Man könnte einwenden, der Gedanke, alle grossen Religionen seien in ihrem Ursprung gleichermassen als göttlich anzuerkennen, führe zum Übertritt zahlreicher Menschen von einem Glauben zum anderen, oder würde dies zumindest erleichtern. Ob das nun stimmt oder nicht, mit Sicherheit ist dies nur von geringer Bedeutung angesichts der Möglichkeiten, die die Geschichte nunmehr für die eröffnet, die sich einer über das Irdische hinausgehenden Welt bewusst sind — und angesichts der Verantwortung, die ein solches Bewusstsein auferlegt. Die Bildung einer moralischen Persönlichkeit, eines guten Charakters, zu fördern — davon legt jede der grossen Religionen eindrucksvoll ein glaubwürdiges Zeugnis ab. Ebenso kann niemand ernsthaft behaupten, dass ein bestimmtes Glaubenssystem durch seine Lehrsätze mehr Bigotterie und Aberglauben verursacht habe als ein anderes. In einer zusammenwachsenden Welt ist es dann nur natürlich, dass Interessen und Zusammenschlüsse einem ständigen Wandel unterworfen sind. Es ist die Aufgabe von Institutionen — gleich welcher Art — mit diesen Prozessen so umzugehen, dass sie letztlich zur Einheit beitragen. Die Garantie dafür, dass am Ende ein tragfähiges Ergebnis erreicht wird — geistig, moralisch und sozial —, liegt im unerschütterlichen Glauben der ungehörten Massen der Erdenbewohner, dass das Universum nicht von menschlichen Launen regiert wird, sondern von einer liebenden, unfehlbaren Vorsehung.

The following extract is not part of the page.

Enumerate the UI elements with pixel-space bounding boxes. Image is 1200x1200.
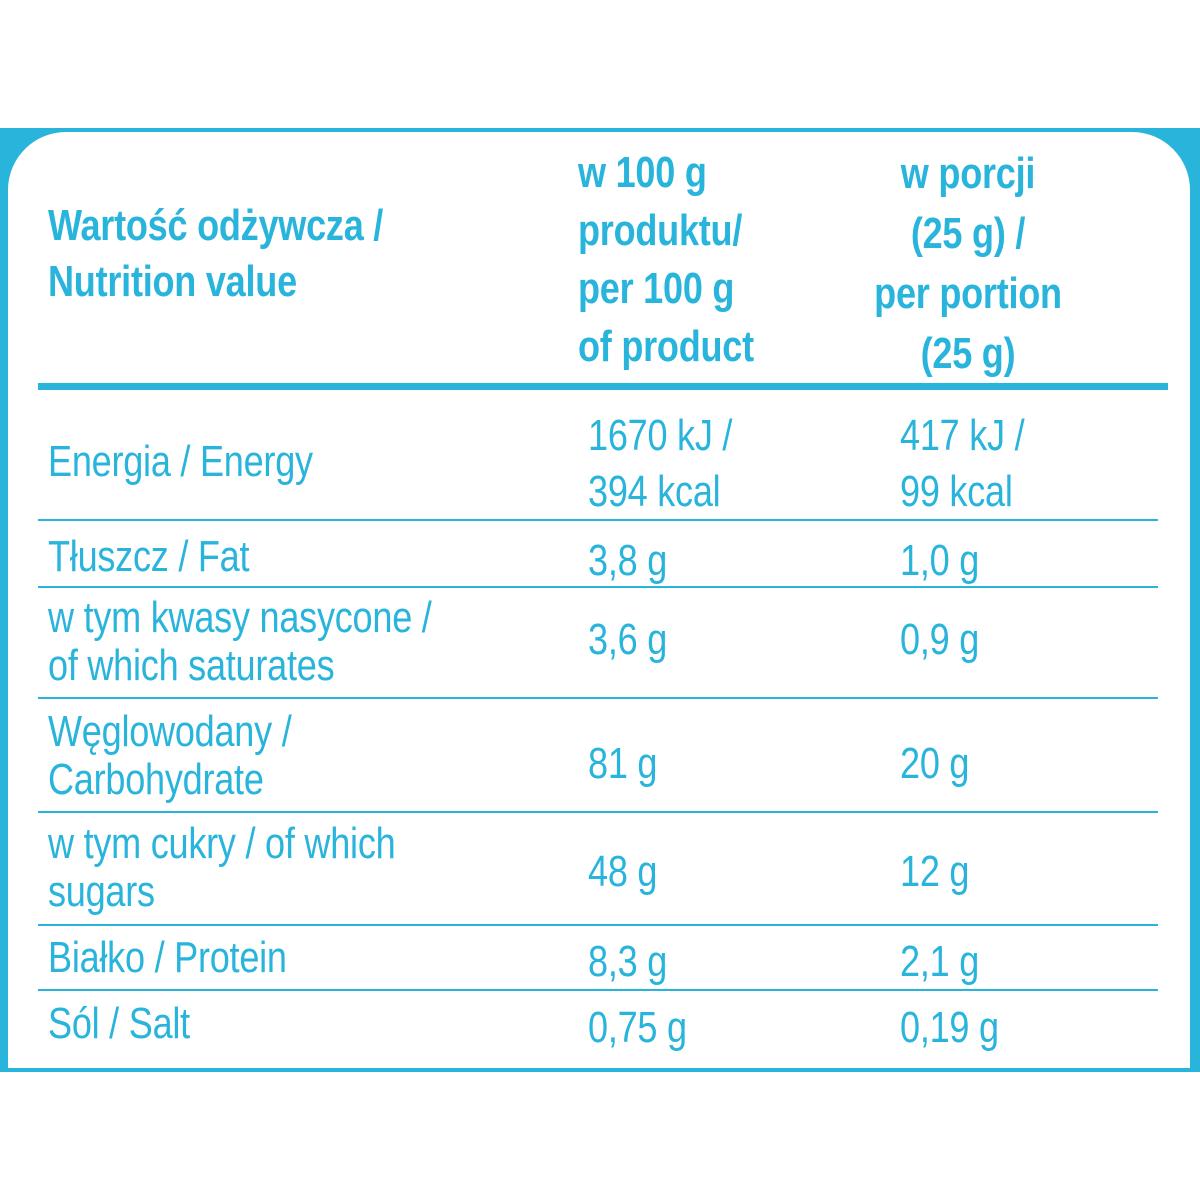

Mit dem Zusammenbruch der die Völker trennenden Barrieren erlebt unsere Zeit auch den Fall der einst unüberwindlichen Mauer, die, wie man früher annahm, für immer Himmel und Erde scheiden würde. Die Heiligen Schriften aller Religionen lehren den Gläubigen seit jeher, den Dienst am Nächsten nicht nur als moralische Pflicht zu sehen, sondern als einen Pfad, auf dem die Seele Gott nahen kann. Der fortschreitende Umbau der Gesellschaft verleiht dieser altbekannten Lehre heute eine neue Bedeutung. So wie das uralte Versprechen einer von Gerechtigkeit beseelten Welt langsam den Charakter eines realistischen Zieles annimmt, so erkennt man zunehmend, dass die Bedürfnisse der individuellen Seele und die der Gesellschaft zwei sich gegenseitig ergänzende Aspekte eines erfüllten Lebens sind.

Wenn religiöse Leitung sich der Herausforderung aus dieser Einsicht stellen will, so muss sie damit beginnen, Religion und Wissenschaft als die beiden unersetzbaren Erkenntnissysteme anzuerkennen, durch die sich das Bewusstsein entfaltet. Sie widersprechen sich nicht, im Gegenteil: als grundlegende Methoden, durch die der Geist die Wirklichkeit erforscht, sind beide aufeinander angewiesen. In den seltenen, aber glücklichen Epochen der Geschichte, in denen ihr komplementäres Wesen erkannt wurde und sie Hand in Hand arbeiten konnten, waren beide höchst produktiv. Die durch wissenschaftlichen Fortschritt bedingten Einsichten und Fähigkeiten sollten, um richtig angewandt zu werden, stets durch geistige und moralische Bindungen geführt werden; religiöse Überzeugungen wiederum, wie sehr auch das Herz an ihnen hängen mag, müssen sich bereitwillig und dankbar einer unvoreingenommenen Überprüfung durch wissenschaftliche Methoden stellen.

Wir kommen schliesslich zu einem Punkt, den wir mit einem gewissen Zögern ansprechen, betrifft er doch unmittelbar eine Gewissensfrage. Die Welt hält viele Prüfungen bereit. Es überrascht daher nicht, wenn religiöse Funktionsträger besonders oft in Versuchung geraten, in Glaubensfragen Macht auszuüben. Niemand, der lange Jahre dem tiefen, ernsthaften Studium der Schriften einer der grossen Religionen gewidmet hat, muss an die Lebensregel erinnert werden, dass Macht korrumpieren kann, und um so mehr, je stärker sie wächst. Die ungerühmten inneren Siege, die durch alle Zeitalter hindurch von zahllosen Geistlichen auf diesem Felde gewonnen wurden, gehören zu den hervorragendsten Kennzeichen der Religion und sind zweifellos eine der wichtigsten Quellen für ihre schöpferische Kraft. Doch gleichermassen erliegen andere religiöse Führer den Verlockungen weltlicher Macht und Vorteilsnahme — ein fruchtbarer Nährboden für Zynismus, Verfall und Hoffnungslosigkeit bei denen, die dies wahrnehmen. Was dies heute für die gesellschaftliche Verantwortung und Führungskompetenz der Religionen bedeutet, bedarf keiner näheren Ausführung.